Pulitzer Center Update December 17, 2020
Pulitzer Center Announces Second Richard C. Longworth Media Fellow
Country:
The Pulitzer Center is pleased to announce that WBEZ race, class, and communities reporter Natalie Y. Moore has been selected as our second 2020 Richard C. Longworth Media Fellow.
A collaboration with the Chicago Council on Global Affairs, the Richard C. Longworth Media Fellowships promote international reporting by Chicago and Midwestern journalists. Fellowships in the amount of $10,000 will be awarded each year for the next two years, thanks to a grant provided by The Clinton Family Fund to honor Longworth, a former Chicago Tribune foreign correspondent and current Distinguished Fellow at the Chicago Council.
The fellowships hope to reconnect Midwestern readers with international stories that impact their daily lives, after years of financial pressure forced regional outlets to cut foreign correspondents from their staffs. For her fellowship project, Moore will travel to Finland to report on the country's criminal justice reform and "open prison" system.
"I think of myself as a global citizen," said Moore, who covers such issues as segregation and inequality for Chicago NPR affiliate WBEZ. "I am Chicago over everything, do-or-die South Side, but I also understand that I figure into a larger world. I'm always fascinated to see how other places do things. We think that we're America, we do everything the best, but I think there's a lot to learn from other corners of the world."

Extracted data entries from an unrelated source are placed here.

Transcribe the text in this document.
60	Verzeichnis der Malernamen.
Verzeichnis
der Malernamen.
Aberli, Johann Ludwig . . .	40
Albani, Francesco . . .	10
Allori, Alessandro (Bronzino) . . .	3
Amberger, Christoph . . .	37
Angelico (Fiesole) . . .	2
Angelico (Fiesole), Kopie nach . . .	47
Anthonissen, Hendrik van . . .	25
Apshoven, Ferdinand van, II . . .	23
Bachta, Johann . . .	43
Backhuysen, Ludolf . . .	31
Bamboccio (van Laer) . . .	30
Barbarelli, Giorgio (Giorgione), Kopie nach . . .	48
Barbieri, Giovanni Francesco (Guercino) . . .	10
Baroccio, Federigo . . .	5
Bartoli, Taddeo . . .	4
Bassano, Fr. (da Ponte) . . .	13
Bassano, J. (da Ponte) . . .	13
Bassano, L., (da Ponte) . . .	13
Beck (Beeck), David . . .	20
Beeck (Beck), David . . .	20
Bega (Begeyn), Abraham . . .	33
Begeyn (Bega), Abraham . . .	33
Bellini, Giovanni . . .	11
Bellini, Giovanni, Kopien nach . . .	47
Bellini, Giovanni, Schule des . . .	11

Prior to joining WBEZ's staff in 2007, Moore was a reporter for The Detroit News, the St. Paul Pioneer Press, and the Associated Press in Jerusalem. Her award-winning work has appeared in outlets including the BBC, The Chicago Reporter, the Chicago Sun-Times, the Chicago Tribune, and Ebony, and has focused on topics such as race, housing, economic development, food injustice, and violence.
In Finland, Moore hopes to connect her coverage of Finnish prisons and race issues with the ongoing prison abolition movement and fight for racial justice in Chicago. Implemented as part of a decades-long reform effort, Finland's 11 "open prisons" lack gates and locks. Incarcerated individuals, who apply to stay in the facilities, can come and go in cars, earn money, and have access to the internet.
"I've been intrigued by this notion of utopia, and utopia, as Thomas More wrote, means 'nowhere,'" Moore commented on the idea behind her project. "I also think that utopia is a journey [...] If we just took the shackles off of what we can't do, what would a just Chicago look like? What would utopia look like?"
While Finland ranks high on gender equality, low on corruption, and has one of the world's lowest incarceration and recidivism rates, the country has faced a wave of discrimination against African migrants in recent years. Moore also wants to explore what it's like to be African within such a homogenous society and how the country is addressing these social problems.
While the prison system and reforms might not be perfect, Moore still believes Midwestern audiences will benefit greatly from reading about these issues in Finland.
"I think a lot of my work as a reporter at WBEZ, as well as my book [The South Side: A Portrait of Chicago and American Segregation], is looking at structural problems," Moore said. "This question of utopia to me is the next step of really using imagination to look at better systems and to see if those better systems could apply to Chicago."